Innovative Automotive Research

Investing in Michigan

Home to almost 1/5 of all American automobile production facilities. Headquarters to 71 of the major automotive suppliers. The largest population of engineers in any state. These are some of the reasons Michigan is a natural for leading the mobility revolution. And Michigan’s combination of facilities and talent is drawing investment, especially in the funding of innovative technologies related to vehicles.

For instance, General Motors pledged a historic 7-billion dollars to create 5,000 jobs. And then Ford joined in with a $2-billion dollar investment. Ford’s commitment will secure Michigan’s internal combustion engine portfolio, support future electric vehicle (EV) manufacturing growth, and grow 3,200 jobs. Michigan lawmakers also created a 1-billion dollar fund to attract Electric Vehicle (EV) technology.

These developments bode well for the automotive industry of the Great Lakes State. And even more so for higher-education institutions that specialize in engineering and STEM, such as Michigan Tech.

Reskilling for the Evolving Automotive Industry

The mobility revolution will require the reskilling of the current automotive workforce. It will also speed up the training of software developers, engineering technicians, electrical and electronics engineers, systems engineers, and first-line supervisors. From the manufacturing floor to the design room to the manager’s office, those in the automotive industry will need additional education. They will need skills in the fundamentals of electrified vehicles, batteries and electric storage, automotive systems, controls, communication networks, signal processing, and cybersecurity.

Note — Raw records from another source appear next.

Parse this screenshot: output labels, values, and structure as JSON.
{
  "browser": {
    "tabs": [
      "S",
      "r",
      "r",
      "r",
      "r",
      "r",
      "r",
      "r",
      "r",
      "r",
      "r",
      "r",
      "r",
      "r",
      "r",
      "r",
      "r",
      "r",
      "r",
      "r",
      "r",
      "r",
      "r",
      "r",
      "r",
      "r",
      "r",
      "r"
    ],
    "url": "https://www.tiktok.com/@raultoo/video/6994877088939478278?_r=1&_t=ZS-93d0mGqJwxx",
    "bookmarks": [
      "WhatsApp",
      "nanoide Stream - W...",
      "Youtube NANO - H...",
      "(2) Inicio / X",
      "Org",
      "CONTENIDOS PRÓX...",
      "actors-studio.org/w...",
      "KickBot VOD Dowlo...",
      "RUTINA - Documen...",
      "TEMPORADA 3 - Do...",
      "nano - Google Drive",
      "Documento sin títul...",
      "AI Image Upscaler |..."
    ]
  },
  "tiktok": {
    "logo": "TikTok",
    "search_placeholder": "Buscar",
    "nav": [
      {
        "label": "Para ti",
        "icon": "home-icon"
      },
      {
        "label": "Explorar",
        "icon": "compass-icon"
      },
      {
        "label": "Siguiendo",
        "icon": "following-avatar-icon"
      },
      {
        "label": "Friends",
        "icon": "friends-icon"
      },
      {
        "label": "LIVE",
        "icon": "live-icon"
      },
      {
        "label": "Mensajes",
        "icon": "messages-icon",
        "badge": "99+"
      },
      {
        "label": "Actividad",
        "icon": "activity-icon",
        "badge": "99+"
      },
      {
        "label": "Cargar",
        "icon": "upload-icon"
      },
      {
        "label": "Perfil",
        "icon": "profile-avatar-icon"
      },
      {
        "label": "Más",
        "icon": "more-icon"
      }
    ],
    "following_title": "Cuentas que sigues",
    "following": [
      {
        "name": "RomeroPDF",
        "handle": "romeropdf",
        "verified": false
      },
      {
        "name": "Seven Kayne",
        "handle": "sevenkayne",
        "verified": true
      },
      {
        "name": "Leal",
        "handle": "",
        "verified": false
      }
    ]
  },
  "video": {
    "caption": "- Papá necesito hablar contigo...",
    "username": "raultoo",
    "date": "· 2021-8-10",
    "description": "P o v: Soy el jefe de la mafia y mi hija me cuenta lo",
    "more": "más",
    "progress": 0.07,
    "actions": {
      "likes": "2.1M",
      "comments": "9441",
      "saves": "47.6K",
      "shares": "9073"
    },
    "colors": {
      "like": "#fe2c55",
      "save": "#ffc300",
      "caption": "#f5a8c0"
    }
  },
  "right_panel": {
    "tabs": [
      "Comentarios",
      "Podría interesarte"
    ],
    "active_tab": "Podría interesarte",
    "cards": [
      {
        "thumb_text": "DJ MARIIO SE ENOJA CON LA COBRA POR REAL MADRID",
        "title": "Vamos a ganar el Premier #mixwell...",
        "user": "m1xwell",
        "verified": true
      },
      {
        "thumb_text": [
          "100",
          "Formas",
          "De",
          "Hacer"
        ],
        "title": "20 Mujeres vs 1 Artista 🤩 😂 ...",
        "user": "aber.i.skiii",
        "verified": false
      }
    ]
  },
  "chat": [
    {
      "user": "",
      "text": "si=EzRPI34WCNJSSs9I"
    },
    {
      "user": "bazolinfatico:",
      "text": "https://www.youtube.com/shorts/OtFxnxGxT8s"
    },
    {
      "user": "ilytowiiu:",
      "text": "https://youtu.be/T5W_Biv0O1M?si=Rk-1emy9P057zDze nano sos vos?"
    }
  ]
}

Michigan Technological University is once again ready to take up the challenge of reskilling the automotive workforce. We were there in the early days (or some might say, “back in the day”). In the early 1970s, ME-EM started developing its world-class expertise in combustion engines. Then, in the mid-1990s, ME-EM faculty also hosted short courses on noise and vibration, both on MTU’s campus and then on-site at Ford. It was about the same time that ME-EM offered some of our university’s earliest distance courses to General Motors (GM).

Since then, Tech has collaborated with the mobility industry, training both its current and future workforce to meet its ever-evolving needs. One example, developed by Michigan Tech, GM, the Michigan Academy of Green Mobility, and AVL, is our 15-credit certificate in hybrid electric drive engineering.

Tech also offers a very specific certificate in automotive systems and controls. This certificate prepares graduates with skills in controls, systems engineering, and systems integration. And these are just a few of the innovative online programs offered through the Michigan Tech Global Campus.

The rapidly expanding College of Computing at Michigan Tech (70% growth since 2014!) is also stepping up to the plate. Its versatile programs in computer science, software engineering, cybersecurity, data science, mechatronics, computer network, and system administration are all relevant to the mobility industry. Computing, as we all know, is everywhere.

And then there is Michigan Tech’s impressive Advanced Power Systems (APS) LABS, which offers customizable on-site and online automotive courses, in 35 system and subsystem areas. For several years, APS has supplied the automotive industry with research, resources, outreach services, training, and talent. It exemplifies innovation on wheels. (Stay tuned for a deeper look into APS!)

Wherever the mobility revolution takes us, rest assured that Michigan Tech, Global Campus, and APS LABS will be along for the ride.